The eclipse of 'casual globalization' can be expected shuffle the winners and losers. The immediate comparative winners will be local-specific companies servicing their domestic economies. They can be expected to diverge from the cookie-cutter model of product supply and delivery which accompanies globalization. If so, the second winners will be local stockmarkets. Yes, it may be that the emerging market managers' favourite theory - de-correlation of markets - may finally begin to deserve some credit.

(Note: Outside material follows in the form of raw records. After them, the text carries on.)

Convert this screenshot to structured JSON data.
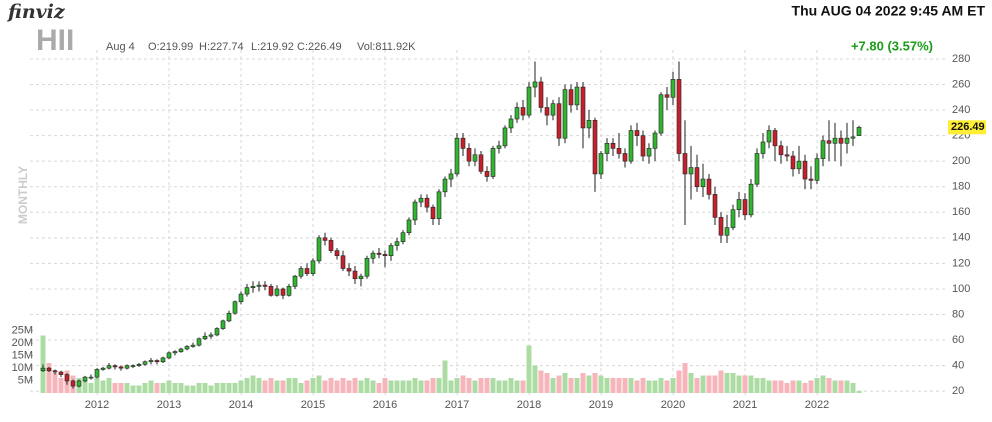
{
  "header": {
    "logo": "finviz",
    "datetime": "Thu AUG 04 2022 9:45 AM ET",
    "ticker": "HII",
    "date": "Aug 4",
    "open": "O:219.99",
    "high": "H:227.74",
    "low": "L:219.92",
    "close": "C:226.49",
    "volume": "Vol:811.92K",
    "change": "+7.80 (3.57%)",
    "timeframe": "MONTHLY"
  },
  "chart_data": {
    "type": "candlestick",
    "categories": [
      null,
      null,
      null,
      null,
      null,
      null,
      null,
      null,
      null,
      "2012",
      null,
      null,
      null,
      null,
      null,
      null,
      null,
      null,
      null,
      null,
      null,
      "2013",
      null,
      null,
      null,
      null,
      null,
      null,
      null,
      null,
      null,
      null,
      null,
      "2014",
      null,
      null,
      null,
      null,
      null,
      null,
      null,
      null,
      null,
      null,
      null,
      "2015",
      null,
      null,
      null,
      null,
      null,
      null,
      null,
      null,
      null,
      null,
      null,
      "2016",
      null,
      null,
      null,
      null,
      null,
      null,
      null,
      null,
      null,
      null,
      null,
      "2017",
      null,
      null,
      null,
      null,
      null,
      null,
      null,
      null,
      null,
      null,
      null,
      "2018",
      null,
      null,
      null,
      null,
      null,
      null,
      null,
      null,
      null,
      null,
      null,
      "2019",
      null,
      null,
      null,
      null,
      null,
      null,
      null,
      null,
      null,
      null,
      null,
      "2020",
      null,
      null,
      null,
      null,
      null,
      null,
      null,
      null,
      null,
      null,
      null,
      "2021",
      null,
      null,
      null,
      null,
      null,
      null,
      null,
      null,
      null,
      null,
      null,
      "2022",
      null,
      null,
      null,
      null,
      null,
      null,
      null
    ],
    "open": [
      36,
      38,
      36,
      35,
      33,
      28,
      24,
      28,
      31,
      31,
      37,
      38,
      40,
      39,
      38,
      40,
      40,
      41,
      43,
      44,
      43,
      46,
      50,
      51,
      53,
      55,
      56,
      61,
      63,
      64,
      69,
      75,
      81,
      90,
      96,
      101,
      102,
      103,
      102,
      95,
      100,
      95,
      102,
      110,
      116,
      112,
      122,
      140,
      138,
      130,
      126,
      116,
      114,
      108,
      110,
      124,
      128,
      127,
      126,
      134,
      137,
      144,
      154,
      168,
      171,
      164,
      155,
      176,
      186,
      190,
      218,
      210,
      200,
      205,
      192,
      188,
      210,
      212,
      226,
      233,
      242,
      236,
      258,
      262,
      242,
      236,
      245,
      218,
      256,
      244,
      258,
      226,
      232,
      190,
      206,
      214,
      210,
      206,
      200,
      224,
      220,
      204,
      210,
      222,
      252,
      250,
      264,
      206,
      190,
      195,
      180,
      186,
      174,
      156,
      142,
      148,
      162,
      170,
      158,
      182,
      206,
      215,
      224,
      212,
      205,
      204,
      194,
      200,
      186,
      185,
      202,
      216,
      214,
      218,
      214,
      218,
      219.99
    ],
    "high": [
      41,
      39,
      37,
      36,
      34,
      29,
      29,
      32,
      33,
      38,
      39,
      42,
      41,
      40,
      41,
      41,
      42,
      44,
      46,
      45,
      47,
      51,
      52,
      54,
      56,
      58,
      62,
      66,
      66,
      70,
      76,
      83,
      91,
      98,
      104,
      106,
      106,
      106,
      104,
      103,
      101,
      104,
      111,
      118,
      120,
      124,
      142,
      144,
      140,
      132,
      130,
      120,
      118,
      112,
      126,
      130,
      132,
      130,
      136,
      140,
      146,
      156,
      170,
      174,
      174,
      166,
      178,
      188,
      194,
      222,
      222,
      214,
      210,
      208,
      196,
      212,
      216,
      228,
      236,
      246,
      248,
      262,
      278,
      266,
      250,
      248,
      250,
      260,
      260,
      262,
      262,
      240,
      234,
      208,
      218,
      218,
      222,
      210,
      228,
      230,
      224,
      214,
      224,
      254,
      258,
      270,
      278,
      232,
      212,
      205,
      198,
      190,
      180,
      160,
      158,
      166,
      176,
      175,
      186,
      210,
      222,
      228,
      226,
      216,
      212,
      208,
      212,
      205,
      196,
      206,
      220,
      232,
      230,
      224,
      230,
      232,
      227.74
    ],
    "low": [
      35,
      35,
      33,
      31,
      25,
      22,
      23,
      27,
      29,
      30,
      36,
      37,
      37,
      36,
      37,
      38,
      39,
      40,
      41,
      41,
      42,
      45,
      48,
      50,
      52,
      54,
      55,
      60,
      61,
      63,
      68,
      74,
      80,
      88,
      94,
      97,
      98,
      99,
      94,
      94,
      92,
      94,
      100,
      108,
      110,
      110,
      120,
      134,
      128,
      123,
      114,
      110,
      104,
      102,
      108,
      120,
      124,
      117,
      122,
      130,
      135,
      142,
      150,
      164,
      160,
      150,
      150,
      172,
      180,
      188,
      204,
      196,
      196,
      190,
      184,
      186,
      206,
      210,
      222,
      230,
      232,
      234,
      250,
      238,
      228,
      232,
      212,
      214,
      238,
      240,
      210,
      218,
      176,
      186,
      200,
      204,
      202,
      195,
      198,
      212,
      200,
      198,
      200,
      220,
      240,
      244,
      200,
      150,
      170,
      176,
      172,
      170,
      150,
      136,
      136,
      146,
      156,
      154,
      156,
      180,
      202,
      210,
      200,
      198,
      200,
      188,
      190,
      178,
      178,
      182,
      196,
      200,
      200,
      196,
      206,
      212,
      219.92
    ],
    "close": [
      38,
      36,
      35,
      33,
      28,
      24,
      28,
      31,
      31,
      37,
      38,
      40,
      39,
      38,
      40,
      40,
      41,
      43,
      44,
      43,
      46,
      50,
      51,
      53,
      55,
      56,
      61,
      63,
      64,
      69,
      75,
      81,
      90,
      96,
      101,
      102,
      103,
      102,
      95,
      100,
      95,
      102,
      110,
      116,
      112,
      122,
      140,
      138,
      130,
      126,
      116,
      114,
      108,
      110,
      124,
      128,
      127,
      126,
      134,
      137,
      144,
      154,
      168,
      171,
      164,
      155,
      176,
      186,
      190,
      218,
      210,
      200,
      205,
      192,
      188,
      210,
      212,
      226,
      233,
      242,
      236,
      258,
      262,
      242,
      236,
      245,
      218,
      256,
      244,
      258,
      226,
      232,
      190,
      206,
      214,
      210,
      206,
      200,
      224,
      220,
      204,
      210,
      222,
      252,
      250,
      264,
      206,
      190,
      195,
      180,
      186,
      174,
      156,
      142,
      148,
      162,
      170,
      158,
      182,
      206,
      215,
      224,
      212,
      205,
      204,
      194,
      200,
      186,
      185,
      202,
      216,
      214,
      218,
      214,
      218,
      219,
      226.49
    ],
    "volume": [
      23,
      12,
      8,
      6,
      9,
      7,
      6,
      5,
      4,
      6,
      5,
      6,
      4,
      4,
      4,
      3,
      3,
      4,
      5,
      4,
      4,
      5,
      4,
      4,
      3,
      3,
      4,
      4,
      3,
      4,
      4,
      4,
      4,
      5,
      6,
      7,
      6,
      5,
      6,
      5,
      5,
      6,
      6,
      4,
      5,
      6,
      7,
      5,
      6,
      5,
      6,
      5,
      6,
      5,
      6,
      5,
      4,
      6,
      5,
      5,
      5,
      5,
      6,
      5,
      5,
      6,
      6,
      13,
      5,
      6,
      7,
      6,
      5,
      6,
      6,
      6,
      5,
      5,
      6,
      5,
      5,
      19,
      11,
      9,
      8,
      6,
      7,
      8,
      6,
      6,
      8,
      7,
      8,
      7,
      6,
      6,
      6,
      6,
      6,
      5,
      6,
      5,
      5,
      6,
      5,
      6,
      9,
      12,
      8,
      6,
      7,
      7,
      7,
      9,
      8,
      8,
      7,
      7,
      7,
      6,
      6,
      5,
      5,
      5,
      4,
      5,
      5,
      4,
      5,
      6,
      7,
      6,
      5,
      5,
      5,
      4,
      0.81
    ],
    "ylim": [
      17,
      287
    ],
    "yticks": [
      20,
      40,
      60,
      80,
      100,
      120,
      140,
      160,
      180,
      200,
      220,
      240,
      260,
      280
    ],
    "y2lim": [
      0,
      25
    ],
    "y2ticks": [
      {
        "value": 5,
        "label": "5M"
      },
      {
        "value": 10,
        "label": "10M"
      },
      {
        "value": 15,
        "label": "15M"
      },
      {
        "value": 20,
        "label": "20M"
      },
      {
        "value": 25,
        "label": "25M"
      }
    ],
    "grid": true,
    "up_color": "#2fb52f",
    "down_color": "#c8202a",
    "volume_up_color": "#acdca4",
    "volume_down_color": "#f5b5bb",
    "last_price_color": "#ffee33"
  }
}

Two final thoughts. Committed globalist companies will find their costs rising even as their immediate growth prospects recede. But in the longer term, they will also face less competition, and less casual cut-throat competition. In the long term, the winnowing out of the casual globalists will be good news for them. And last, but certainly not least, if the casual globalization model has been a significant factor in the distortion of Western capitalism, as I believe it has (see Out Time: Where It Went Wrong), then, who knows, its eclipse may yet lead to a rediscovery of growth through investment, earnings through productivity improvements, and economic resilience through a less imbalanced balance between the eternal trilemma of efficiency, equity and sustainability.